With noticeable haste they floundered through the loose ash a few yards above the base until they had outdistanced the glowing menace, descended and started back across the plain to where they knew the ship to be, though she was invisible through the falling detritus. Once they had to detour around a crack. Once they encountered one, which widened toward the chasm on their right, and they knew a detour would be impossible. Leaping it seemed impossible, too, but they did it. Thirty seconds after this, forty minutes after finding the tractor destroyed, the landscape was bathed in a magnesium-white glare as the two one-and-a-half kiloton charges planted just inside the crater rim let go.
“Should we go back and see if it worked?” asked Zaino.
“What’s the use? The only other charges we had were in the tractor. Thank goodness they were nuclear instead of H. E. If it didn’t work we’d have more trouble to get back than we’re having now.”
“If it didn’t work, is there any point in going back?” “Stop quibbling and keep walking. Dr. Burkett, are you listening?”
“Yes, Captain.”
“We’re fresh out of tractors, but if you want to try it on foot you might start a set of flow measures on the lava. Arnie wants to know whether our landslide slid properly.”
However, the two were able to tell for themselves before getting back to the Albireo.
The flow didn’t stop all at once, of course; Nit with the valley feeding it blocked off by a pile of volcanic ash four hundred feet high on one side, nearly fifty on the other and more than a quarter of a mile long, its enthusiasm quickly subsided. It was thin, fluid stuff, as Burkett had noted; but as it spread it cooled, and as it cooled it thickened.
Six hours after the blast it had stopped with its nearest lobe almost a mile from the ship, less than two feet thick at the edge.
When Mardikian’s tractor arrived, Burkett was happily trying to analyze samples of the flow, and less happily speculating on how long it would be before the entire area would be blown off the planet. When Marini’s and Harmon’s vehicles arrived, almost together, the specimens had been loaded and everything stowed for acceleration. Sixty seconds after the last person was aboard, the Albireo left Mercury’s surface at two gravities.
The haste, it turned out, wasn’t really necessary. She had been in parking orbit nearly forty-five hours before the first of the giant volcanoes reached its climax, and the one beside their former site was not the first. It was the fourth.

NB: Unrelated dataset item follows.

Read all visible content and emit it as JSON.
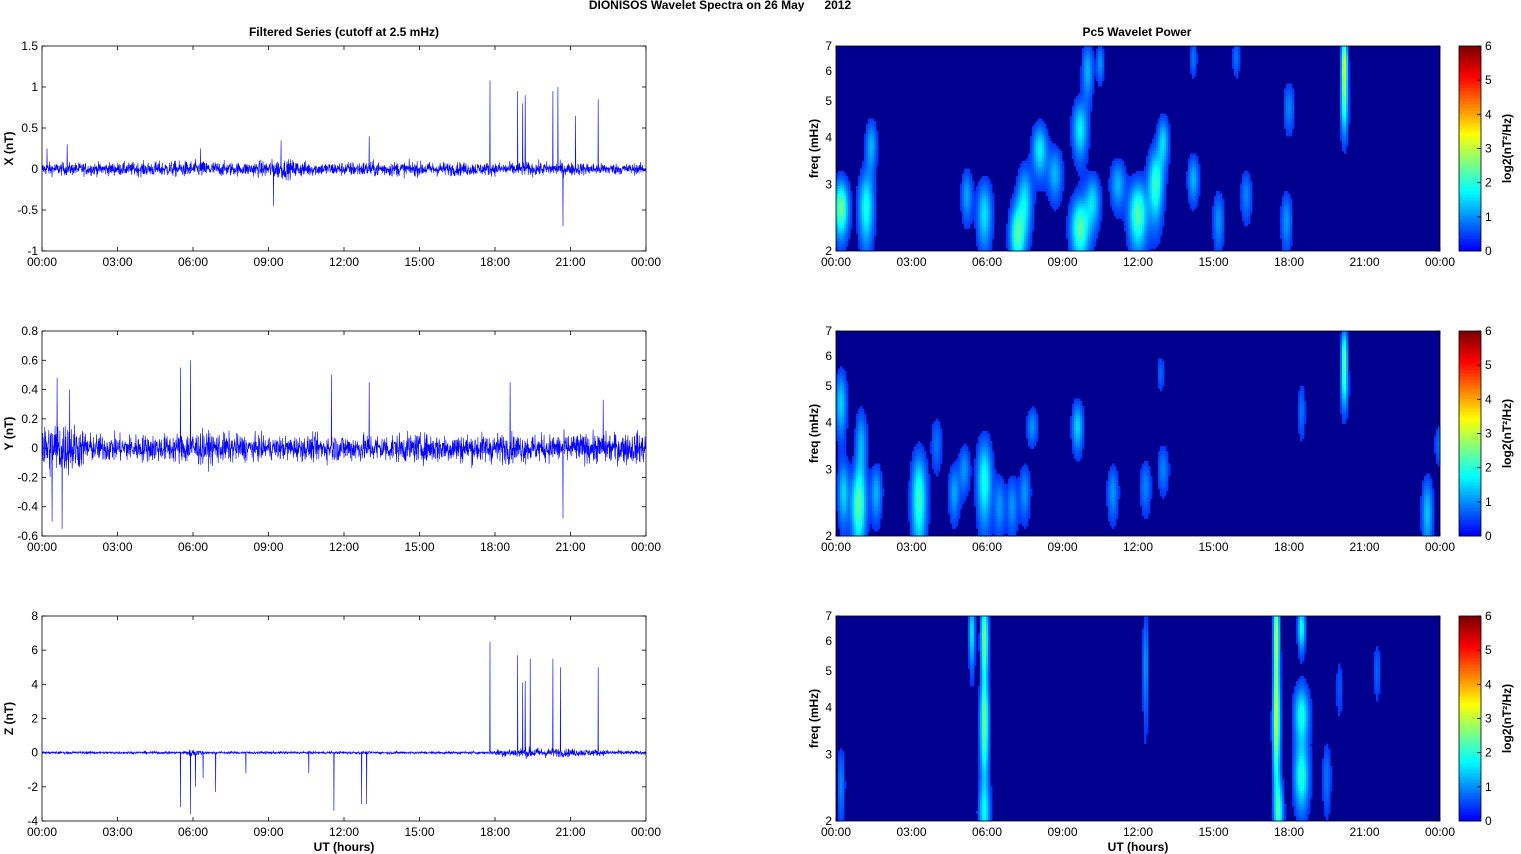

“And that seems to be that,” said Camille Burkett rather tritely as they drifted a hundred miles above the little world’s surface. “Just a belt of white-hot calderas all around the planet. Pretty, if you like symmetry.”
“I like being able to see it from this distance,” replied Zaino, floating weightless beside her. “By the way, how much bonus should I ask for getting that idea of putting the seismic charges to use after all?”
“I wouldn’t mention it. Any one of us might have thought of that. We all knew about them.”
“Anyone might have. Let’s speculate on how long it would have been before anyone did.”
“It’s still not like the other idea, which involved your own specialty. I still don’t see what made you suppose that the gas pillar from the volcano would be heavily charged enough to reflect your radio beam. How did that idea strike you?”
Zaino thought back, and smiled a little as the picture of lightning blazing around pillar, cloud and mountain rose before his eyes.
“You’re not quite right,” he said. “I was worried about it for a while, but it didn’t actually strike me.”
It fell rather flat; Camille Burkett, Ph.D., had to have it explained to her.